Aksi terakhir para matador

Sumber gambar, Reuters
Adu banteng yang terakhir di Cataluna, Spanyol, sudah berlangsung dengan tiket yang terjual habis.
Sebanyak 20.000 penonton memadati stadion Monumental yang terkenal di Barcelona untuk menyaksikan para matador top beraksi untuk terakhir kalinya.
Tahun lalu, parlemen Cataluna menyetujui larangan adu banteng -yang pertama kalinya di daratan Spanyol- menyusul petisi anti-adu banteng yang ditandatangani 180.000 orang.
Mereka berpendapat adu banteng adalah barbar namun para pendukung adu banteng bertekad untuk menentang larangan itu di pengadilan tertinggi Spanyol.
Larangan itu sebenarnya berlaku mulai tanggal 1 Januari, namun adu banteng Minggu 25 September merupakan yang terakhir dalam musim 2011 ini.
Tiga matador Spanyol yang paling terkenal tampil di stadion, termasuk matadoir legendaris Jose Tomas.
Mereka bertiga menghadapi beberapa banteng seberat 500kg dibawah teriakan 'ole' dari para penonton.
Dapat dukungan
Setelah banteng terakhir mati, para penonton mengangkat ketiga matador itu ke luar stadion yang disambut sorak-sorai para warga sekitar.
"Untuk kota seperti Barcelona, menutup arena seperti ini sama dengan membuang lukisan Picasso ke tempat sampah," tutur seorang penonton kepada kantor berita AFP.

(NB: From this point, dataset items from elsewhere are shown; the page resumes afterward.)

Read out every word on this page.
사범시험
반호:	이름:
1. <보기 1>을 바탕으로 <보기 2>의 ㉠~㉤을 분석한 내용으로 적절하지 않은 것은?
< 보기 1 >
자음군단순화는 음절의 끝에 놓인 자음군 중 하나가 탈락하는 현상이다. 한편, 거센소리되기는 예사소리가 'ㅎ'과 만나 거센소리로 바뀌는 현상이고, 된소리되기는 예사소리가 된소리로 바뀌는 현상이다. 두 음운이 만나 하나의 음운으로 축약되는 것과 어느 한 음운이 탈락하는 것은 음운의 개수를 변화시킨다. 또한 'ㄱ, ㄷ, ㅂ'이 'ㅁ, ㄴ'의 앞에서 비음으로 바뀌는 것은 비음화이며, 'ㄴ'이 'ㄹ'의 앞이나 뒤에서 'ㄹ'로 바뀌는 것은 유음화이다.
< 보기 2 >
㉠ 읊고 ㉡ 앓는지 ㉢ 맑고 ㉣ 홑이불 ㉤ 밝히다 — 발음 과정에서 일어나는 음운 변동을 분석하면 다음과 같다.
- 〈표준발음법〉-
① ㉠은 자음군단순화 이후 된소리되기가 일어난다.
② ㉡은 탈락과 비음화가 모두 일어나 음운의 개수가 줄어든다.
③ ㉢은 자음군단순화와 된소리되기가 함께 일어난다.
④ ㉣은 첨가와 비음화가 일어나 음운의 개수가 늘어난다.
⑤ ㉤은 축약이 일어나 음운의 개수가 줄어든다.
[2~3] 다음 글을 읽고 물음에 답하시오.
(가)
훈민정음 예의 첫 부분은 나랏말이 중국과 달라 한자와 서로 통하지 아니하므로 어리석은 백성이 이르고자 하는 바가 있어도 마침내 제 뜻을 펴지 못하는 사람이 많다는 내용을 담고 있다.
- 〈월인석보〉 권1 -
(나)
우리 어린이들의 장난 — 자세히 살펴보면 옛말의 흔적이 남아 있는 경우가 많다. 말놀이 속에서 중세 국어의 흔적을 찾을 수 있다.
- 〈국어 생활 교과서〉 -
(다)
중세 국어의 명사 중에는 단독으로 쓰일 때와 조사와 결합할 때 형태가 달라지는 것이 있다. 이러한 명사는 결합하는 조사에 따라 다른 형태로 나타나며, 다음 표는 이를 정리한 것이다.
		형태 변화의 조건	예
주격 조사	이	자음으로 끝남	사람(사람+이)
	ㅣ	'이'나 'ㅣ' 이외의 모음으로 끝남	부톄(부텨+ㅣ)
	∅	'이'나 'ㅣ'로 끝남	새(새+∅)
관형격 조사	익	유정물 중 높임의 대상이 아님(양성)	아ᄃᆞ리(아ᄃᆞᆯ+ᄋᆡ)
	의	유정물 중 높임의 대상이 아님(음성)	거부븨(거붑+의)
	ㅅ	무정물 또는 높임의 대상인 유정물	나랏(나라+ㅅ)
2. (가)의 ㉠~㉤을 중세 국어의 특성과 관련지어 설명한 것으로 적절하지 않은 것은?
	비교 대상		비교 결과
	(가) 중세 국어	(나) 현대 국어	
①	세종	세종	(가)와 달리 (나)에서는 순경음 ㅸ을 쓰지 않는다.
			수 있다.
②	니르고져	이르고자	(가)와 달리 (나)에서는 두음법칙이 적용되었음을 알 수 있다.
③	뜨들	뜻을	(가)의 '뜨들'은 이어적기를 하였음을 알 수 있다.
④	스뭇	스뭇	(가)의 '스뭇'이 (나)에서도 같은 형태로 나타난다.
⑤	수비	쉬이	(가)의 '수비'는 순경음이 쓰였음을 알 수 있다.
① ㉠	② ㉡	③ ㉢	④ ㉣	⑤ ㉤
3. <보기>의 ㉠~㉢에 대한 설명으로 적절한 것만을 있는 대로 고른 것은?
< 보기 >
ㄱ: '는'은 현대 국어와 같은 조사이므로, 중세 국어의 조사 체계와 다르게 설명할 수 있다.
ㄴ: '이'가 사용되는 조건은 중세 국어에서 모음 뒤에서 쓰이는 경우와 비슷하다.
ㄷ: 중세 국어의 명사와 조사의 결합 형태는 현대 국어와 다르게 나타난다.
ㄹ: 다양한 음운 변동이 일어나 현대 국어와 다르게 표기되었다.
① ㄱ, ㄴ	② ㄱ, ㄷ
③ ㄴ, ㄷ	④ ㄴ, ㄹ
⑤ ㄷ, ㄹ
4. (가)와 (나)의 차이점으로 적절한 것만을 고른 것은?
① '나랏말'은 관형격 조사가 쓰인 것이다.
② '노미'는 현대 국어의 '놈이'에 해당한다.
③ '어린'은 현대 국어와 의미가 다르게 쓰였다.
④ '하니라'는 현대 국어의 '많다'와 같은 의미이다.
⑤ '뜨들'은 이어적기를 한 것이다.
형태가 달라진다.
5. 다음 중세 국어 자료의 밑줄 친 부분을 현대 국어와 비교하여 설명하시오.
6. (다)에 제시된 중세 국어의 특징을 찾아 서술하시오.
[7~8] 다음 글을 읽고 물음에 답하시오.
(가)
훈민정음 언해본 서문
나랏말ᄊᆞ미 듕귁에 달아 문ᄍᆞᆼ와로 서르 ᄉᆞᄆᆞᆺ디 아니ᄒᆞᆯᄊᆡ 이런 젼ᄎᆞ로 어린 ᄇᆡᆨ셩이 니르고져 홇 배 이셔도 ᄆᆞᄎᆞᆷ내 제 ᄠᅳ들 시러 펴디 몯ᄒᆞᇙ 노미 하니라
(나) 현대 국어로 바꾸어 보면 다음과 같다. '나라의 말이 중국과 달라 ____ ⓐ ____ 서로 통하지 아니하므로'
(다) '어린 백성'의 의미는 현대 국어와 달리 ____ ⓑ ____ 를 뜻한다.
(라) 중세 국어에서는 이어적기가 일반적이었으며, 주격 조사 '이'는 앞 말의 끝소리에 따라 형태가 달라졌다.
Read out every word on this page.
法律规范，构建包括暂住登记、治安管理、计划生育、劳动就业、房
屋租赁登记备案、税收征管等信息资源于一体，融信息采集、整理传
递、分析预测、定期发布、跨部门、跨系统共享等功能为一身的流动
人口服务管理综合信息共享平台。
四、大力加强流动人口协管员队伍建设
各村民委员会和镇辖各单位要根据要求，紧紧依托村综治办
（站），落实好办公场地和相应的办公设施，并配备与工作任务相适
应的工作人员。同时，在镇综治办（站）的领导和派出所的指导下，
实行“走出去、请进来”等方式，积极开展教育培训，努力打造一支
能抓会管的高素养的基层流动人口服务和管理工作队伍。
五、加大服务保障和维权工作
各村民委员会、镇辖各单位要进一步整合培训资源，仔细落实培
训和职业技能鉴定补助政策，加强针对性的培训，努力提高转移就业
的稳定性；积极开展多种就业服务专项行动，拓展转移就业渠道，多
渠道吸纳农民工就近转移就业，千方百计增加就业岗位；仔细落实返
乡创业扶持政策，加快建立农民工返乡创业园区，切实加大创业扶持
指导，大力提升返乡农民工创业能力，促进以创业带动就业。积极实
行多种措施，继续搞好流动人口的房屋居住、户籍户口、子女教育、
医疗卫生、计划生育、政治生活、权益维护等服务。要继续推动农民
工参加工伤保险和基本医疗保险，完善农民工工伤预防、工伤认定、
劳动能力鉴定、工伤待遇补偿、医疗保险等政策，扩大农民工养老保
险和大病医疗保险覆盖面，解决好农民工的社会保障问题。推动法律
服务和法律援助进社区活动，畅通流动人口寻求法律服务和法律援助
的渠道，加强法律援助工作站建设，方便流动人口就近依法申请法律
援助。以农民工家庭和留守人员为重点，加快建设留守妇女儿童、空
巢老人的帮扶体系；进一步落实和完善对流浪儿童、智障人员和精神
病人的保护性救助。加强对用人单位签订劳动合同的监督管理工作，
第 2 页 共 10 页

Penjualan tiket di stadon Monumental ini terjual habis dalam waktu yang paling cepat. Di pasar para calo, harga tiket bisa sampai lima kali lebih mahal dari harga loket.
Di luar stadion sejumlah pendukung adu banteng melakukan unjuk rasa dengan membawa poster bertuliskan 'RIP' -yanga artinya meninggal dunia dengan damai- sambil meniup peluit.
Para penonton adu banteng di Barcelona sebenarnya sudah mulai berkurang dan sebenarnya itu menjadi salah satu alasan yang memudahkan parlemen untuk melarangnya, seperti dilaporkan wartawan BBC di Spanyol, Sarah Rainsford .
Pada sisi lain kesadaran akan kesejahteraan hewan semakin meningkat, ditambah dengan keginginan warga Cataluna untuk memisahkan wilayah itu dari tradisi umum di Spanyol mengingat sejarah Cataluna yang menentang pemerintahan pusat Spanyol di Madrid.
Adu banteng masih diizinkan di kawasan Spanyol lainnya, kecuali di Pulau Kanari yang memberlakukan larangan sejak tahun 1991.
Kelompok anti-adu banteng ingin memberlakukan larangan di seluruh negara namun mereka menghadapi tugas yang berat untuk kawasan-kawasan yang memiliki penggemar adu banteng yang kuat, seperti Andalusia dan Madris.
Banyak warga Spanyol yang tidak bisa menerima alasan kesejahteraan hewan dan justru berpendapat bahwa corrida -atau adu banteng- adalah peninggalan seni yang harus dilestarikan.